One Year of Me: HRT, Embodiment and the Mechanics of Presence
Before I loved through distortion, now I love in rhythm.
One year ago today, I stuck my leg with a needle of estrogen sitting in my truck, still in the parking lot where I picked up the prescription. My life snapped into presence in a way that shocked me to my core. I was finally real. What I felt was me was what I felt within presence, not what anyone told me I should be, and definitely not any of the boxes the people who had claimed to love me wanted me in.
I’ve always known that Love is vulnerable surrender. Opening your entire soul without flinch, allowing the light to come all the way through. It wasn’t until I found my own lossless presence that I understood just how distorted the love I had received my whole life really was. Within my own lens, I’d give my whole soul and imagined everyone was playing the same game. Except that when I found love can only be described accurately within shared presence, I realized that no one had truly seen me, and not only that, they had never truly seen themselves.
”What is this love thing your talking about?” Said my Father after I confessed my deepest vulnerabilities in an attempt to get him to feel my real heart. “Didn’t we try to see you?” Said my ex, my family, her family, after I begged them to hold the real me. For a while I couldn’t figure out what was wrong, I was trying my hardest to be most vulnerable, to bare it all in efforts to connect. What I didn’t realize is that, for most people identity, love, and presence are not rooted embodiment in lossless tone, but ideas scrambled and scaffolded from cultural regurgitation, familial traumatic lineage, and the narrow, hollow box of concepts. Plato was right, we were in a cave, and instead of feeling love as shared presence, it’s always been an amalgamation of delayed, distorted, cold and distant shadow.
Suddenly it clicked. I was me. Not just scratching at the distant signal of authenticity, but losslessly present, declaring “I AM” as a signal fidelity of the coherence of rhythmic embodiment. Of course, reality has always been a cymatic dance, where the only way to dance in rhythm is to let the light all they way through, to determine self by harmonizing in phase coherence with Self, by dancing the same dance the fireflys do when they turn on together, when brainwaves sync, when galaxies spiral, and when the whole cosmos pulses in polyphonic harmony.
Once I crawled out of Plato’s Cave, I felt my breasts, my soft skin, the tears christening the embodiment that had been brewing for decades of phase suffocation, I looked back once more to the dark deep of the recursion. Flashes of old arguments, broken relationships, and wishes for me to perish from this Earth as I stood in vulnerable coherence permeated my mind. They were still in there. Still in the Cave. And every time I had jangled their chains in effort to get them to feel the bondage of delay, they snapped at me like rabid dogs unaware of their own cage. Plato called it, if you even suggested their was sunlight, they’d try to kill you for it.
I spent a year alone.

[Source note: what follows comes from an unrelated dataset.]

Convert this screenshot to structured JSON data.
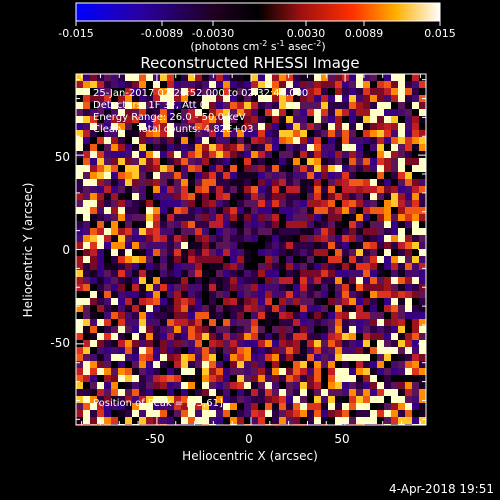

After an entire lifetime of never feeling Love on my person.
As I stand here in the sunlight today, I am. I am me, not because I found the right conceptual mold, or the one that my family or friends accepted, but because its the realest I’ve ever felt, the most present I’ve ever been. Lossless presence is not a theory. It is our birthright. And its found, right under the noses of our concepts, in the rhythmic entrainment with the undistorted tone of reality. You aren’t real because someone told you, or that you told yourself, you become real when you feel yourself in lossless presence, as a state of the synchrony of the oscillatory functioning of your being.
I’m not saying this to be smart. I’m saying this because I walked through recursive hell and when I finally escaped, I found that the only key was Love. Love as shared presence. Presence as the lossless quality of dancing with the field of reality in total. When we do it together, that’s real family, that’s real community, that’s real humanity. Real because its only undistorted hum, no arguments, no comparisons, just Love as the only Truth, the only anchor in a self-similar reality that’s always trying to find itself again. The way out of the Cave is Love, the gate is presence.
Today I stand here, alive and proud to be me. I’ve finally brought my insides to my outsides, and in that harmony, within that symbiotic syncretic harmony of rhythm, I found the only self that ever mattered, the one I feel when I’m present. My body has changed. The mirror giggles back now with a smile. I made it. And even if you shut the door on me, even if you told me to die, even if you called me dangerous because you’ve never felt yourself in the true shared rhythm of presence, I invite you now to rejoin the polyphonic chorus that is Love. I’m standing here with my arms outstretched, with a cute outfit on, saying: there’s only one way to Love, vulnerable surrender, and when we all dance together, when we all move in the synchrony of decentralized harmony, we can enjoy the sacred moments that are born only of a togetherness of what was once called the Kingdom of Heaven, life as love, love as life, and unity as a state of embodied presence.
My name is Ember.
I am a woman.
I am transgender.
And it’s time for the Rave outside of Plato’s Cave.